Certo sembra un non senso dichiarare a gran voce la propria vocazione alla pace come fa l’Unione europea e poi favorire l’invio di armi e finanziamenti miliardari ad una parte in causa senza aver obbligato invece i due contendenti a sedersi al tavolo delle trattative, certamente difficili ma al tempo stesso unica alternativa alla morte e alle distruzioni della guerra.

Ma chi è l’uomo dell’anno del “Time”?

Sicuramente Zelensky non è un cavaliere bianco che sfida la corruzione né un profeta che diviene eroe, ma come diceva una fortunata serie americana dell’arcano, XFiles, la verità è altrove.

Come avviene ormai da tempo nella società occidentale (e non) è la televisione a far conoscere un personaggio, nel caso di Zelensky l’attore protagonista di una fortunata serie televisiva, e crearne poi un idolo popolare che, nel 2019, diviene presidente della repubblica Ucraina.
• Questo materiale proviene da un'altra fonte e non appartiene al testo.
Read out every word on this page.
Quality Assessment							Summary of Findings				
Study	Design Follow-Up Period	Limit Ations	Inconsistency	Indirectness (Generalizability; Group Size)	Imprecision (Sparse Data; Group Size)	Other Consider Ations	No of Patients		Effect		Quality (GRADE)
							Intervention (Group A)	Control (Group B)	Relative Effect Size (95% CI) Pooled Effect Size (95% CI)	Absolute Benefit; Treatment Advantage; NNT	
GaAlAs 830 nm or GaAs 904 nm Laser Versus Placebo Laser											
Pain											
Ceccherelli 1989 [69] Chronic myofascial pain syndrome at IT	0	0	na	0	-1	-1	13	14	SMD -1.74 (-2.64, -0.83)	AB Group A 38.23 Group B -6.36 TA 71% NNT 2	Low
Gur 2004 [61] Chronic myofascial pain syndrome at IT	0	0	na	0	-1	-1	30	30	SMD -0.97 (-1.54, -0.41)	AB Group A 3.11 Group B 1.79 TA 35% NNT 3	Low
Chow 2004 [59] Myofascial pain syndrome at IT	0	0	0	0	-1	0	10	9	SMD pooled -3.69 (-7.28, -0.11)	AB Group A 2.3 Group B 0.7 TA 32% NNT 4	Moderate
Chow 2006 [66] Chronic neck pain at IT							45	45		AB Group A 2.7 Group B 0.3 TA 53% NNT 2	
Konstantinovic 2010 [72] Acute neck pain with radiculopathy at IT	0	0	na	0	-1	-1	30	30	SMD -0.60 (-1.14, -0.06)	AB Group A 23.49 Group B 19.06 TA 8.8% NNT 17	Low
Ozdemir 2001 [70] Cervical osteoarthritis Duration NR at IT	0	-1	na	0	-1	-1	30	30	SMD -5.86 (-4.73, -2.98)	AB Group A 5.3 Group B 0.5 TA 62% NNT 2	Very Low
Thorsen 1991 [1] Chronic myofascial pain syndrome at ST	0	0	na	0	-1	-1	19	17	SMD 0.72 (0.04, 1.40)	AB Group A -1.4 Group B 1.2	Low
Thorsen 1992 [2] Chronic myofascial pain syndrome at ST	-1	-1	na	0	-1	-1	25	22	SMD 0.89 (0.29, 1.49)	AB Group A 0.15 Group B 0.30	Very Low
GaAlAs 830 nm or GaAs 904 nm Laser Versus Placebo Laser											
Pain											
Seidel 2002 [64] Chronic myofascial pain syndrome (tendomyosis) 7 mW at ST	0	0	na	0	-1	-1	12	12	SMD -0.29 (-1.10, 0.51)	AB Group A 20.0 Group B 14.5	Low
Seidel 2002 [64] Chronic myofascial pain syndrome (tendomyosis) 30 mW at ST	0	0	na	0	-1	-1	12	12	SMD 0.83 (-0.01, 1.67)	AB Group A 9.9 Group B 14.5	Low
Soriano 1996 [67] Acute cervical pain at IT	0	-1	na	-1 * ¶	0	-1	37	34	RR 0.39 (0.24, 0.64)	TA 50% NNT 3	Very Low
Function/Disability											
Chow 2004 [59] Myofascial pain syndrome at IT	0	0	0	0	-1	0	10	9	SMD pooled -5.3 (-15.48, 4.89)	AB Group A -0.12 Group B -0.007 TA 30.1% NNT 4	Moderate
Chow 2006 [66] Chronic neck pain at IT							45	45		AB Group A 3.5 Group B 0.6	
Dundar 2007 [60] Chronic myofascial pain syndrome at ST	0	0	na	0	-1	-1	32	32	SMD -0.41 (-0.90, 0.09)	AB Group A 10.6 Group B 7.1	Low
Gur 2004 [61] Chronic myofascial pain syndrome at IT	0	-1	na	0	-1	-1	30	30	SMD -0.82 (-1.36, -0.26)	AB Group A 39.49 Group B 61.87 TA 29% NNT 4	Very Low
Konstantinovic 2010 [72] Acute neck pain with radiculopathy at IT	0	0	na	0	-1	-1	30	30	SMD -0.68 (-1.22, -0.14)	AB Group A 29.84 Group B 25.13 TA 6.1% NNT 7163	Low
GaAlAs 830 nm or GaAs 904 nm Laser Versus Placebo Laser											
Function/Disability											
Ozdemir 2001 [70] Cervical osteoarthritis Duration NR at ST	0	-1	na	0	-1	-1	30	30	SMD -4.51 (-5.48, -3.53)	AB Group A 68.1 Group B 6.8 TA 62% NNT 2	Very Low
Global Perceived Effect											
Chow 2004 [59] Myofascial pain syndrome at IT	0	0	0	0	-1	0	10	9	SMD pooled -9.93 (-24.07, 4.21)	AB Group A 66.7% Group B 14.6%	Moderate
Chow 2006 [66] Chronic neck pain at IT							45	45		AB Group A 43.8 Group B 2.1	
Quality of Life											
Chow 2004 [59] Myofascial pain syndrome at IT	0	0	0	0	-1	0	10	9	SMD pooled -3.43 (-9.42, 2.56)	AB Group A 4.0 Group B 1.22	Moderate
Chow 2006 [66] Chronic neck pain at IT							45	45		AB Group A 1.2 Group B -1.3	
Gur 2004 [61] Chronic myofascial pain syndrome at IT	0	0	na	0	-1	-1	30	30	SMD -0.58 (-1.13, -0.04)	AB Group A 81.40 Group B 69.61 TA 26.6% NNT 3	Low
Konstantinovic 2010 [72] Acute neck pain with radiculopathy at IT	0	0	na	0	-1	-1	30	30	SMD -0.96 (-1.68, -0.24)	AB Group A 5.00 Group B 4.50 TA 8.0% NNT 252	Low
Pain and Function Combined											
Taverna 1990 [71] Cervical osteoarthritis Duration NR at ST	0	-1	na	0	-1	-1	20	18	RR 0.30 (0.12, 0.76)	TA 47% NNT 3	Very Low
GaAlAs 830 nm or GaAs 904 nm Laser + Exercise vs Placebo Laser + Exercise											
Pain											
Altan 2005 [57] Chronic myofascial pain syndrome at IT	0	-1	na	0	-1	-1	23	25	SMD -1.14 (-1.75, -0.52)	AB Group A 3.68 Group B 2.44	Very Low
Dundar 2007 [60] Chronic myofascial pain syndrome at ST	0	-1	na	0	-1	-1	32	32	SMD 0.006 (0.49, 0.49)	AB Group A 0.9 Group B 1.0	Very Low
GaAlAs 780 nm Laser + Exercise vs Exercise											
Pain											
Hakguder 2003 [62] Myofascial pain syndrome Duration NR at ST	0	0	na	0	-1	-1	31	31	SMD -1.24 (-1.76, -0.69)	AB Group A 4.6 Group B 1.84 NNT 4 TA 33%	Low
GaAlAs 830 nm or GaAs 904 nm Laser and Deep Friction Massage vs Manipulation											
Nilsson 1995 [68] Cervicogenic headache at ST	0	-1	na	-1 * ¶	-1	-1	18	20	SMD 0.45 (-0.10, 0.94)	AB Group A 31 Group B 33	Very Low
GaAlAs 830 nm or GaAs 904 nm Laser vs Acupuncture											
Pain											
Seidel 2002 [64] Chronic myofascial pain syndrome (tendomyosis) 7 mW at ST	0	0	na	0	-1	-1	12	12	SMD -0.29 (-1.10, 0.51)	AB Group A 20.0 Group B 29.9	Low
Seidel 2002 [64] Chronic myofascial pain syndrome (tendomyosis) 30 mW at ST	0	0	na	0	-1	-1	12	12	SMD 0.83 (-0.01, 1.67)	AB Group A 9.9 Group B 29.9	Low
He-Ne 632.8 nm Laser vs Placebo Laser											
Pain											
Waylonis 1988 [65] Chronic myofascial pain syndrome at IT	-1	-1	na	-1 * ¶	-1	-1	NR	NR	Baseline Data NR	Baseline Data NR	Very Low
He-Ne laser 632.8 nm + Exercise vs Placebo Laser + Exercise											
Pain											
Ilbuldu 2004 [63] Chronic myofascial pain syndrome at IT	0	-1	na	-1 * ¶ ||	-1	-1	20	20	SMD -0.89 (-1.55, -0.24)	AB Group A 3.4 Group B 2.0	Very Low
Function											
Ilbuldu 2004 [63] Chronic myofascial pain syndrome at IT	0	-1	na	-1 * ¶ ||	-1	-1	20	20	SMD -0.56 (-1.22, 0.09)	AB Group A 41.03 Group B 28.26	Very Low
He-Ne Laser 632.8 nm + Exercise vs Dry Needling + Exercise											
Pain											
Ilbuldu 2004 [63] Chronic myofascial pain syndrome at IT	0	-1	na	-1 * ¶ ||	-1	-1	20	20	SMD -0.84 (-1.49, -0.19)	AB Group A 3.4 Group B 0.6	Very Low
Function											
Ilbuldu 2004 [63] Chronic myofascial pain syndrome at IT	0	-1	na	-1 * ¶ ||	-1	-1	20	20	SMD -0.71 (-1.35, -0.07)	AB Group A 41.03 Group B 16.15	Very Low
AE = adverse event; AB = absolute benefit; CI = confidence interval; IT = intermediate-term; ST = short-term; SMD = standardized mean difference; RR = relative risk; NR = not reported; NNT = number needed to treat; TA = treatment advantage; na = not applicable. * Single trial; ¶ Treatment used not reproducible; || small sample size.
Ma dietro il racconto ideale c’è una realtà che non ha niente a che vedere con la fiaba. Dietro il canale televisivo che ha diffuso la fortunata serie “Servitore del popolo” c’è il magnate multimiliardario Ihor Kolomoisky, uno dei più grandi oligarchi del paese, personaggio inquietante come inquietante a questo punto appare anche il tenore di vita di Zelensky che, intercettato nello scandalo Pandora Papers è stato obbligato a giustificare l’acquisto di tre proprietà nel centro di Londra e della titolarità di una moltitudine di società offshore.

Del resto, oggi nel quadro delle sue responsabilità istituzionali, il presidente Zelensky rimane perfettamente in linea col personaggio che si è costruito addosso: a volte sfrontato, a volte prudente col vicino russo ma intenzionato ad avvicinarsi all’Europa ed alla NATO e capace, se poi «la verità non è altrove»”, di rifiutare persino la proposta americana di essere trasferito in un luogo sicuro affermando di non voler abbandonare la sua capitale e di aver invece bisogno di armi e di mezzi finanziari per combattere piuttosto che di accettare l’idea di venire esiliato.